Check out the traditional US Sunday comics section of any newspaper, and you’ll see what I mean. Utter, cutey-pie dreck.
I just couldn’t see myself doing it. My stuff was just too “out there”, and when I tried to reign it in, it just made it worse.
Of course, that was before the Internet came along and changed everything…
Anybody who courts the mainstream deserves everything they get. There’s far more action in niches.
Did we forget about the “Cash” part of “Sex and Cash?”
But you can’t discount comics like ‘Calvin and Hobbes’ was mainstream, but also very poignant and honest. It was cutesy, but also very deep, with a meaning.
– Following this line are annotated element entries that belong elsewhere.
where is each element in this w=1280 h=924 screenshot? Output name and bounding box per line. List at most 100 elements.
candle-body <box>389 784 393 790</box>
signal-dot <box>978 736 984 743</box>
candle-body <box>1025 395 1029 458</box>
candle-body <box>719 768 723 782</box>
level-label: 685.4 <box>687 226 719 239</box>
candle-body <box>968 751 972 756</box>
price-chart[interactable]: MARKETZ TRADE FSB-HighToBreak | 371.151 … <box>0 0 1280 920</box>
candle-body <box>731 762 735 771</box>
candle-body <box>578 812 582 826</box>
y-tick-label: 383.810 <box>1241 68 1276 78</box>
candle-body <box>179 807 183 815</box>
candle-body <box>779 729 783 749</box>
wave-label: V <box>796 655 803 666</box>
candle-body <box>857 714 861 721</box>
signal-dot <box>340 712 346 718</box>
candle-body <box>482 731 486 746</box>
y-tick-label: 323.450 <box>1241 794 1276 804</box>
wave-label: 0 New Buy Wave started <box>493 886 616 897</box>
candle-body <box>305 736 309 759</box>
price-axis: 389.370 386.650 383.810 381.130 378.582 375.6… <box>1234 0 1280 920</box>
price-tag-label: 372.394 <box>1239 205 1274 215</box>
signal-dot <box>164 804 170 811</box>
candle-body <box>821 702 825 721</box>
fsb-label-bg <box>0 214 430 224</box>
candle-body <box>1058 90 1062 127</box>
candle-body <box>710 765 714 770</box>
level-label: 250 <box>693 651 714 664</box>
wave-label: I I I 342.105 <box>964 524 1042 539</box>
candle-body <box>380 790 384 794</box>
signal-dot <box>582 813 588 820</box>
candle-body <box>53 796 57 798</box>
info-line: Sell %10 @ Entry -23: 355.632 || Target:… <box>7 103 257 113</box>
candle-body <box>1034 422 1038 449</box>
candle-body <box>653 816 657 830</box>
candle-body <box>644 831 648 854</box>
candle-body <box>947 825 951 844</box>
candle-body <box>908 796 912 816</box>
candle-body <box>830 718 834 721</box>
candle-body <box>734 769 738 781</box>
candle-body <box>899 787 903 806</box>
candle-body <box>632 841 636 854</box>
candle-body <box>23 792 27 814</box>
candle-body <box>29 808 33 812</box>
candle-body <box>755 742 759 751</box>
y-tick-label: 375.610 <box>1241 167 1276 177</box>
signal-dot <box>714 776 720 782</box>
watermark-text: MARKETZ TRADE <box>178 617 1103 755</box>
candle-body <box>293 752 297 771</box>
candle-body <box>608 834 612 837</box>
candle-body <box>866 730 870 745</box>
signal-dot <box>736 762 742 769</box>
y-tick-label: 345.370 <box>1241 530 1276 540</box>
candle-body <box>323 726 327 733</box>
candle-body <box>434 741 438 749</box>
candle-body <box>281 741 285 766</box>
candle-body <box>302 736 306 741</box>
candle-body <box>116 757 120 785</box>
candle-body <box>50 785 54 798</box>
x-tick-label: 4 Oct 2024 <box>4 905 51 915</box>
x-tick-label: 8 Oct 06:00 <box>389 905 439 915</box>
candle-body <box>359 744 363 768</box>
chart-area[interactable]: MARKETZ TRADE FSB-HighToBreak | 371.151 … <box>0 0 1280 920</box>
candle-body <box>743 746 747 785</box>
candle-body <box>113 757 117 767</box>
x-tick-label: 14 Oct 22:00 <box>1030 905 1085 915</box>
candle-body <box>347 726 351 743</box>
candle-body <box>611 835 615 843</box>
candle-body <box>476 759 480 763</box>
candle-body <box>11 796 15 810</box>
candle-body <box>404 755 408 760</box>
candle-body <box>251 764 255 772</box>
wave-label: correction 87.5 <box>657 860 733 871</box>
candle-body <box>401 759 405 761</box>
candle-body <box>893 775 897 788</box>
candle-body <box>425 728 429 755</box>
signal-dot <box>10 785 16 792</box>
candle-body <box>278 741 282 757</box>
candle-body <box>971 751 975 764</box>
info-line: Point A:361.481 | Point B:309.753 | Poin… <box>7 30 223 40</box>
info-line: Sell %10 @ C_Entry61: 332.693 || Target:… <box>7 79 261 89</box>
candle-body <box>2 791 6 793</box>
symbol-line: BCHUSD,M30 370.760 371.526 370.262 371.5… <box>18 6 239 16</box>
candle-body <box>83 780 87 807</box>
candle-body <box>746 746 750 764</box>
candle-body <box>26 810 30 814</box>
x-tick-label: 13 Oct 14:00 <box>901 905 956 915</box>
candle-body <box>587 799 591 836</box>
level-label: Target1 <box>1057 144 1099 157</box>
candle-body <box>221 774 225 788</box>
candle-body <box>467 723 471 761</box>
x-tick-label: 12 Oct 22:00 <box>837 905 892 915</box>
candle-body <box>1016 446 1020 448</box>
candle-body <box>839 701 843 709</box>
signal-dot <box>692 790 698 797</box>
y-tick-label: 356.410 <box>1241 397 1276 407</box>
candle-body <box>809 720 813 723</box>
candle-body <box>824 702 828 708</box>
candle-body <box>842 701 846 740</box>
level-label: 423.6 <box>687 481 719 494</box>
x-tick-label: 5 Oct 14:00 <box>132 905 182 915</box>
And the artist/author eschewed marketing his cartoon characters on crappy merchandise, even though he would have made a killing (like, say, Garfield or Peanuts. Will Garfield just get hit by a car already or something, please?), only making the comic the focus, and only making money from the reprints and books. Then going further back to Windsor McCay’s comics or Gasoline Alley or Krazy Kat, those guys were mainstream and genius. But agreed, most of the today’s newspaper comics, especially Dilbert, are terrible. I like Lynda Barry’s work too.
Rhymes With Orange is my favorite. Every single day a it’s a joy to read/view. Not cutesy, not a warm fuzzy. Just the most creative, fun, and thought-provoking space in the Boston Globe.